Plutôt qu’au sommet, Manu viens te rejoindre au pied du col, juste après Chianale. Lui, va se taper deux fois le col Agnel dans la journée. Rien que ça. Le versant Italien est plus raide que tout ce que tu as connu jusqu’ici – sauf à la Madonna del colletto, mais là-bas, c’est tout de même beaucoup plus court et pour bien commencer, une cohorte de voiture de sports nous dépassent en trombe au risque d’envoyer Manu dans le décor. Comme quoi, il ne suffit pas d’avoir une Porsche ou une Alpine pour avoir la classe. Parfois, c’est même le contraire.

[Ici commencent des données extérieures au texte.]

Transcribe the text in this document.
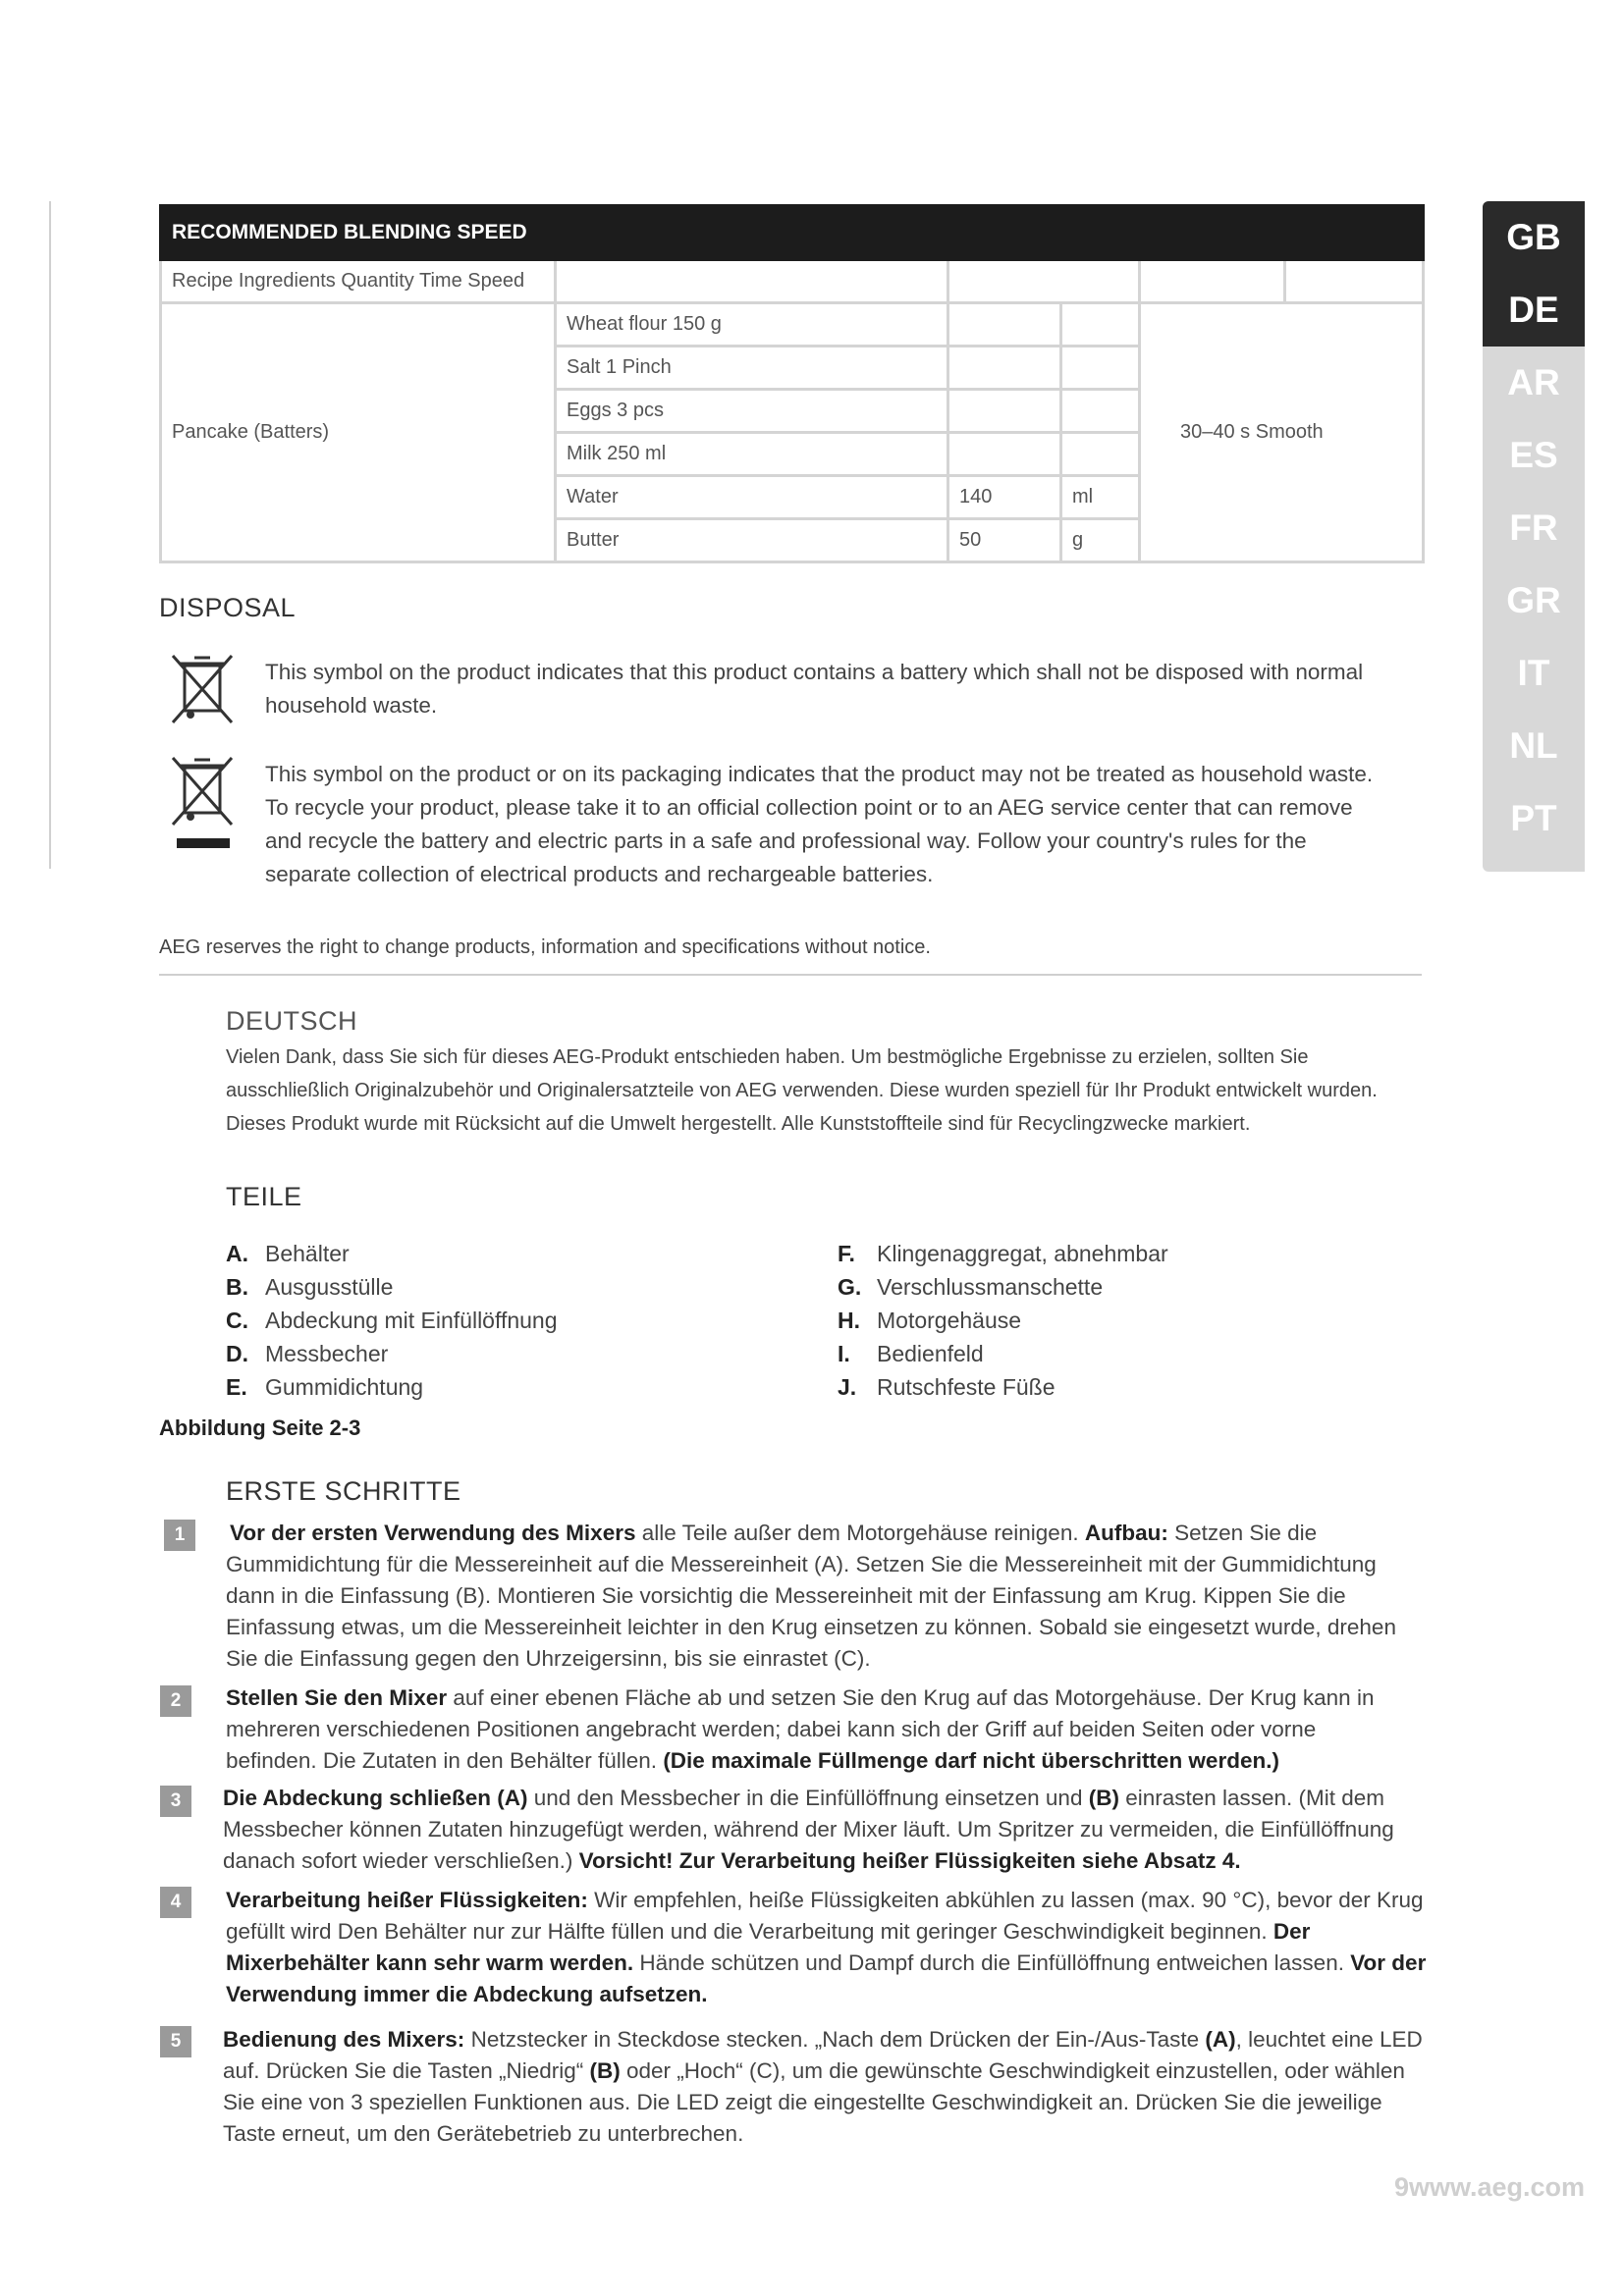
GB
DE
AR
ES
FR
GR
IT
NL
PT
RECOMMENDED BLENDING SPEED					
Recipe Ingredients Quantity Time Speed					
Pancake (Batters)	Wheat flour 150 g			30–40 s Smooth	
	Salt 1 Pinch				
	Eggs 3 pcs				
	Milk 250 ml				
	Water	140	ml		
	Butter	50	g		
DISPOSAL
This symbol on the product indicates that this product contains a battery which shall not be disposed with normal household waste.
This symbol on the product or on its packaging indicates that the product may not be treated as household waste. To recycle your product, please take it to an official collection point or to an AEG service center that can remove and recycle the battery and electric parts in a safe and professional way. Follow your country's rules for the separate collection of electrical products and rechargeable batteries.
AEG reserves the right to change products, information and specifications without notice.
DEUTSCH
Vielen Dank, dass Sie sich für dieses AEG-Produkt entschieden haben. Um bestmögliche Ergebnisse zu erzielen, sollten Sie ausschließlich Originalzubehör und Originalersatzteile von AEG verwenden. Diese wurden speziell für Ihr Produkt entwickelt wurden. Dieses Produkt wurde mit Rücksicht auf die Umwelt hergestellt. Alle Kunststoffteile sind für Recyclingzwecke markiert.
TEILE
A. Behälter
B. Ausgusstülle
C. Abdeckung mit Einfüllöffnung
D. Messbecher
E. Gummidichtung
F. Klingenaggregat, abnehmbar
G. Verschlussmanschette
H. Motorgehäuse
I.	Bedienfeld
J. Rutschfeste Füße
Abbildung Seite 2-3
ERSTE SCHRITTE
1	Vor der ersten Verwendung des Mixers alle Teile außer dem Motorgehäuse reinigen. Aufbau: Setzen Sie die Gummidichtung für die Messereinheit auf die Messereinheit (A). Setzen Sie die Messereinheit mit der Gummidichtung dann in die Einfassung (B). Montieren Sie vorsichtig die Messereinheit mit der Einfassung am Krug. Kippen Sie die Einfassung etwas, um die Messereinheit leichter in den Krug einsetzen zu können. Sobald sie eingesetzt wurde, drehen Sie die Einfassung gegen den Uhrzeigersinn, bis sie einrastet (C).
2	Stellen Sie den Mixer auf einer ebenen Fläche ab und setzen Sie den Krug auf das Motorgehäuse. Der Krug kann in mehreren verschiedenen Positionen angebracht werden; dabei kann sich der Griff auf beiden Seiten oder vorne befinden. Die Zutaten in den Behälter füllen. (Die maximale Füllmenge darf nicht überschritten werden.)
3	Die Abdeckung schließen (A) und den Messbecher in die Einfüllöffnung einsetzen und (B) einrasten lassen. (Mit dem Messbecher können Zutaten hinzugefügt werden, während der Mixer läuft. Um Spritzer zu vermeiden, die Einfüllöffnung danach sofort wieder verschließen.) Vorsicht! Zur Verarbeitung heißer Flüssigkeiten siehe Absatz 4.
4	Verarbeitung heißer Flüssigkeiten: Wir empfehlen, heiße Flüssigkeiten abkühlen zu lassen (max. 90 °C), bevor der Krug gefüllt wird Den Behälter nur zur Hälfte füllen und die Verarbeitung mit geringer Geschwindigkeit beginnen. Der Mixerbehälter kann sehr warm werden. Hände schützen und Dampf durch die Einfüllöffnung entweichen lassen. Vor der Verwendung immer die Abdeckung aufsetzen.
5	Bedienung des Mixers: Netzstecker in Steckdose stecken. „Nach dem Drücken der Ein-/Aus-Taste (A), leuchtet eine LED auf. Drücken Sie die Tasten „Niedrig“ (B) oder „Hoch“ (C), um die gewünschte Geschwindigkeit einzustellen, oder wählen Sie eine von 3 speziellen Funktionen aus. Die LED zeigt die eingestellte Geschwindigkeit an. Drücken Sie die jeweilige Taste erneut, um den Gerätebetrieb zu unterbrechen.
9www.aeg.com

Le vent de face et la pente à 14% ont raison de mes efforts. Le 30-28 n’y suffit plus. Je prends sur les cuisses, je prends dans les genoux. Une bourrasque manque de me foutre dans le fossé. Pause.

La prochaine sera au sommet. Le dernier virage a dévoilé le visage du Viso – juste le bout de son nez, mais il est beau. D’ici, on devine le col de Sampeyre et derrière lui, l’Argentera et le Gélas. De l’autre côté, ce sont tous les Écrins qui défilent. Meije, Barre, Pelvoux, Ailefroide…
Peut-être que le col de la Fauniera est le plus beau col du monde… Mais peut-être que le col Agnel est plus beau que le col de la Fauniera. Il faut aller leur rendre visite pour s’en faire une idée. 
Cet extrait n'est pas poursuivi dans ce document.